包括利益基準、読んでますか?

今回は、クリーン・サープラス関係についてです。
これまでに会計基準や概念フレームワークに、クリーン・サープラス関係という表現はありませんでした。

包括利益基準では、このクリーン・サープラス関係を明示することが重要とされています。

クリーン・サープラス関係とは、何を意味しているのでしょうか。

まずは、基準での正確な定義を確認しておきましょう。

「ある期間における資本の増減(資本取引による増減を除く)が当該期間の利益と等しくなる関係をいう。」


短くいうと次の感じでしょうか。

資本取引を除く資本の増減=利益


クリーン・サープラス関係は、ストックの増減がフローと一致する関係を意味しています。
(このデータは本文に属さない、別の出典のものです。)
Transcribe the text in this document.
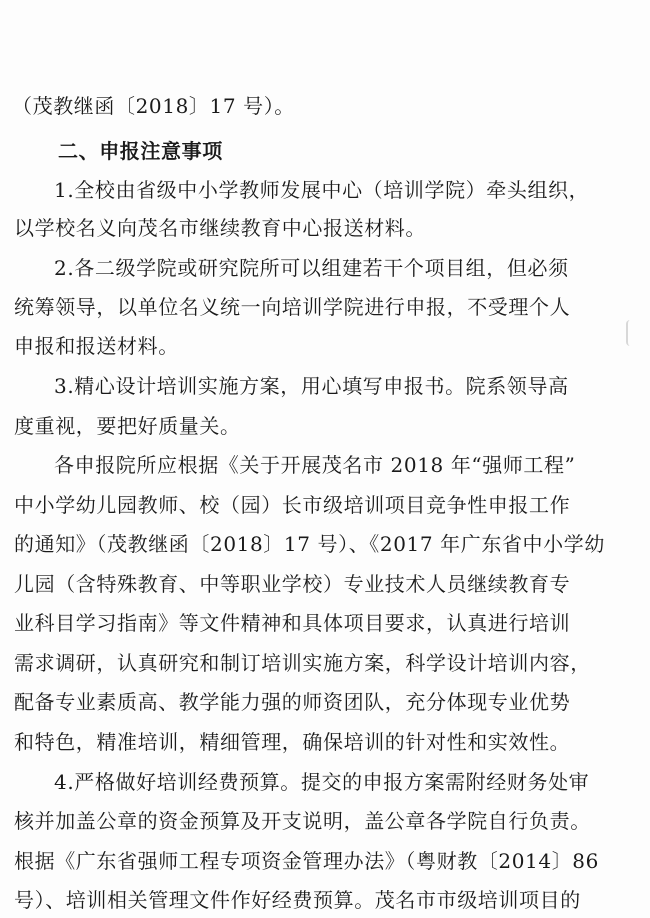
（茂教继函〔2018〕17 号）。
二、申报注意事项
1.全校由省级中小学教师发展中心（培训学院）牵头组织，
以学校名义向茂名市继续教育中心报送材料。
2.各二级学院或研究院所可以组建若干个项目组，但必须
统筹领导，以单位名义统一向培训学院进行申报，不受理个人
申报和报送材料。
3.精心设计培训实施方案，用心填写申报书。院系领导高
度重视，要把好质量关。
各申报院所应根据《关于开展茂名市 2018 年“强师工程”
中小学幼儿园教师、校（园）长市级培训项目竞争性申报工作
的通知》（茂教继函〔2018〕17 号）、《2017 年广东省中小学幼
儿园（含特殊教育、中等职业学校）专业技术人员继续教育专
业科目学习指南》等文件精神和具体项目要求，认真进行培训
需求调研，认真研究和制订培训实施方案，科学设计培训内容，
配备专业素质高、教学能力强的师资团队，充分体现专业优势
和特色，精准培训，精细管理，确保培训的针对性和实效性。
4.严格做好培训经费预算。提交的申报方案需附经财务处审
核并加盖公章的资金预算及开支说明，盖公章各学院自行负责。
根据《广东省强师工程专项资金管理办法》（粤财教〔2014〕86
号）、培训相关管理文件作好经费预算。茂名市市级培训项目的
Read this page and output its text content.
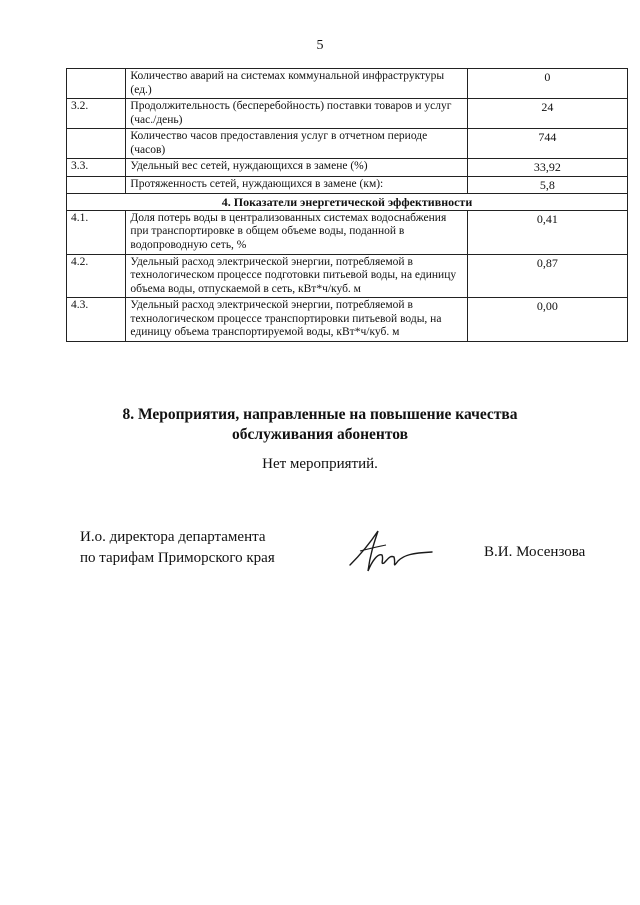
5
	Количество аварий на системах коммунальной инфраструктуры (ед.)	0
3.2.	Продолжительность (бесперебойность) поставки товаров и услуг (час./день)	24
	Количество часов предоставления услуг в отчетном периоде (часов)	744
3.3.	Удельный вес сетей, нуждающихся в замене (%)	33,92
	Протяженность сетей, нуждающихся в замене (км):	5,8
4. Показатели энергетической эффективности		
4.1.	Доля потерь воды в централизованных системах водоснабжения при транспортировке в общем объеме воды, поданной в водопроводную сеть, %	0,41
4.2.	Удельный расход электрической энергии, потребляемой в технологическом процессе подготовки питьевой воды, на единицу объема воды, отпускаемой в сеть, кВт*ч/куб. м	0,87
4.3.	Удельный расход электрической энергии, потребляемой в технологическом процессе транспортировки питьевой воды, на единицу объема транспортируемой воды, кВт*ч/куб. м	0,00
8. Мероприятия, направленные на повышение качества
обслуживания абонентов
Нет мероприятий.
И.о. директора департамента
по тарифам Приморского края	В.И. Мосензова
資本取引を除く資本(ストック)の増減が利益(フロー)となる関係が、クリーン・サープラス関係です。



クリーン・サープラスは、きれいな剰余金(余剰金)といった意味です。

この場合の剰余金(余剰金)は、現行の貸借対照表の剰余金とは違いますが、貸借対照表の資本項目をイメージしていただければよいでしょう。

クリーン・サープラスの語義から説明すれば、フローである利益がきちんとストックとしての資本に反映しているのがクリーン・サープラス関係といえます。

利益が出たらきちんと剰余金が増える。

また、利益とされていないものがいきなり剰余金にはならない。

そんな状態をクリーン・サープラス関係といいます。

利益とされていないものがいきなり貸借対照表の貸方項目に反映する。

このような関係は、ダーティー・サープラス関係と呼ばれます(かつてのその他有価証券評価差額金など)。

これまでは、クリーン・サープラス関係は、純利益と株主資本との間で成り立っていました。

包括利益を表示することで、財務諸表で包括利益と純資産との間のクリーン・サープラス関係を明示するというのが、包括利益基準のネライです。

基準では、資本や利益とやや広めの言葉を使っていますが、包括利益基準の導入も視野に入れると次の2つの意味でのクリーン・サープラス関係が成立していることがわかります。


(1)株主資本の変動額=純利益

(2)純資産の変動額=包括利益


これまでは、(1)の関係しか財務諸表で示されていませんでした。

今後は、(2)の関係を財務諸表に表示することになります。

このようないわば二重のクリーン・サープラス関係をしっかり把握しておきましょう。